Titolo: “Saras va controcorrente e aumenta gli investimenti”. Si tratta del gioiello di famiglia, che ha messo su la raffineria di Sarroch, a pochi chilometri da Cagliari.

Sottotitolo: “Nonostante la crisi della raffinazione in Europa, il gruppo leader in Italia vuole crescere intorno all’impianto di Sarroch, sulla costa sarda, oltre a puntare sulle nuove attività nelle rinnovabili e nel trading”.

Ma ecco fior tra fiori, alcune frasi firmate dal genuflesso Luca Pagni.
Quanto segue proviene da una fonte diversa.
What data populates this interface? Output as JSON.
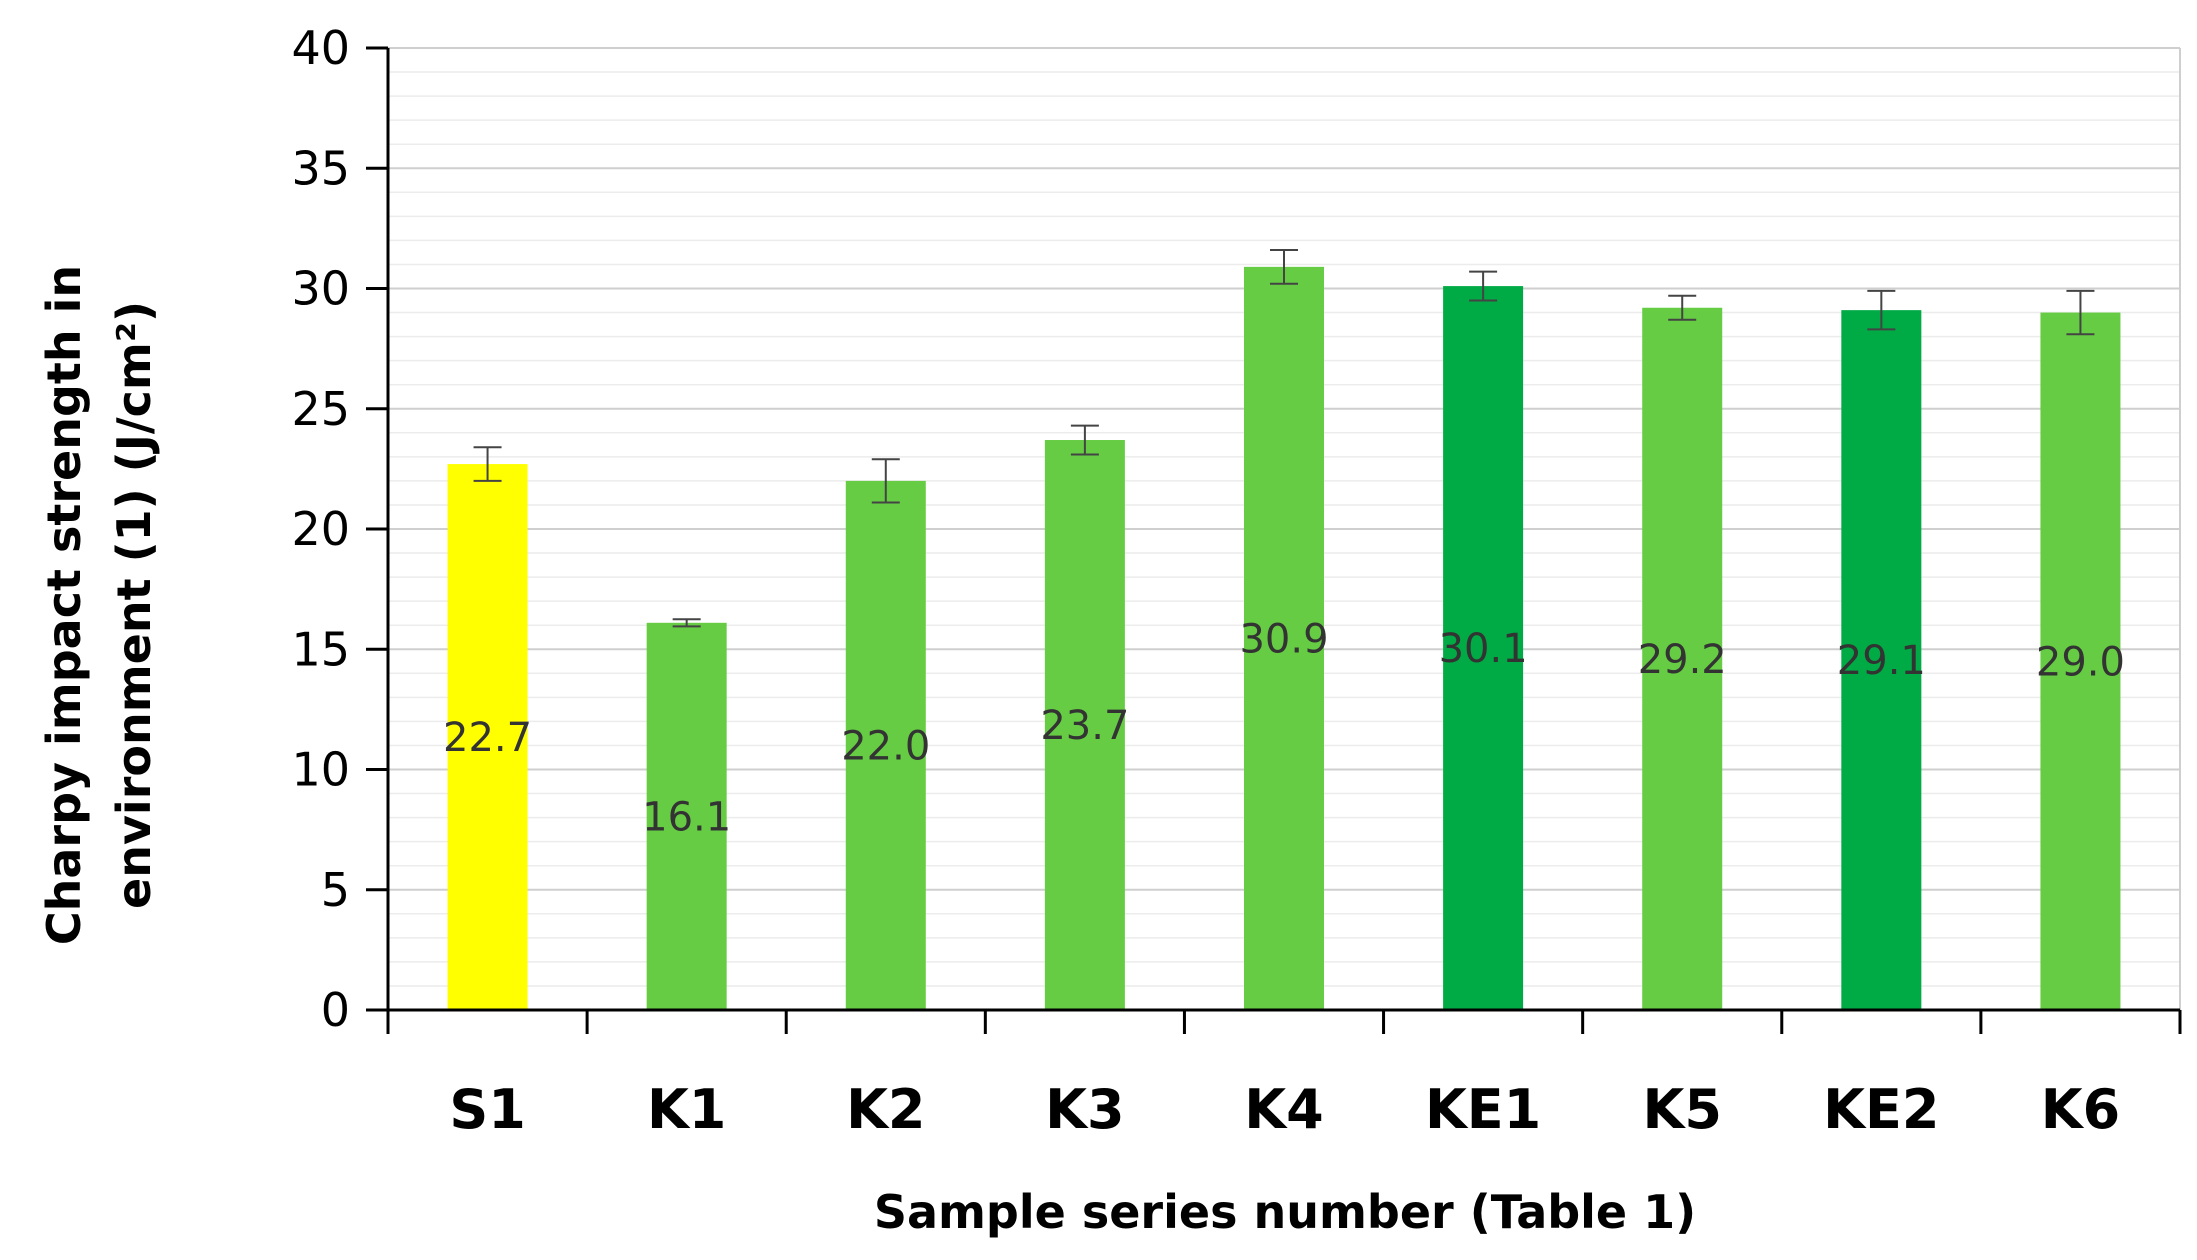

Sulle voci insistenti, nei mesi scorsi, di difficoltà e ricerca di un socio: “I Moratti – sostiene apodittico Pagni – non vendono e non stanno cercando un partner, dopo l’esperienza con i russi di Rosneft. Saras punta a una nuova fase di crescita. Non solo nel settore storico, la raffinazione, ma guardando anche a nuove attività, come le rinnovabili, il trading e la possibilità di ampliare la parte di esportazione dei prodotti lavorati”.

Di seguito: “I Moratti hanno ristrutturato l’impianto di Sarroch trasformandolo in uno dei più efficienti d’Europa, conquistando così le quote di mercato lasciate da altri. Dal 2009 il gruppo Saras ha aumentato del 45 per cento il fatturato, arrivato a 7,7 miliardi a fine 2017. Arrivando così tra i primi 15 gruppi industriali italiani e terzo nel settore Oil&Gas”.

Oltre al tradizionale, le nuove prospettive. “Si è sviluppato un ramo di aziende dedicate alla produzione di energia. Tutto è partito con gli incentivi legati alla lavorazione degli scarti, trasformati in gas e da qui in energia: un impianto a ciclo combinato che copre il 46 per cento del fabbisogno di elettricità della Sardegna. Un dato che diventa il 55 per cento con il contributo delle rinnovabili, per lo più campi eolici realizzati nell’isola”.

Continua la sinfonia: “Ma Saras cresce anche nel trading: un ufficio dedicato è stato aperto a Gineva (con ogni probabilità si tratta di “Ginevra”), preferita a Londra”.

Ma i capolavori sono anche esteri. “Negli anni Saras – pennella Pagni – ha dimostrato di sapersi destreggiare anche nel sempre più complicato panorama geopolitico internazionale. Prendiamo il caso dell’Iran: per la società è sempre stato un partner con cui ha tenuto stretti legami commerciali. Ma l’embargo, deciso dagli Usa, ha costretto Saras a rivedere le sue strategie. Come spiega l’ad (da maggio, e anche direttore generale, ndr) Dario Scaffardi, ‘Saras ha dimostrato di poter fare a meno dell’Iran, ampliando la rete di fornitori per far fronte a qualsiasi crisi’”.

Come mai la perla Saras non abbassa i suoi prezzi, visto l’andamento del mercato petrolifero (i rincari in Francia hanno acceso mezza rivoluzione)?

Comunque per i Moratti il petrolio è sempre più l’oro nero. E sono ormai lontane le polemiche bollenti (ma prestissimo sopite su grandi media amici) per le atroci morti di tre operai,  a maggio 2009 arsi vivi nell’impianto super efficiente di Sarroch. La dinasty morattiana è documentata in uno stupendo libro del giornalista d’inchiesta Giorgio Meletti, “Nel paese dei Moratti” del 2010, edito da Chiarelettere.

Scordammoce ‘o passato, pensiamo agli utili sempre più grassi e diversifichiamo!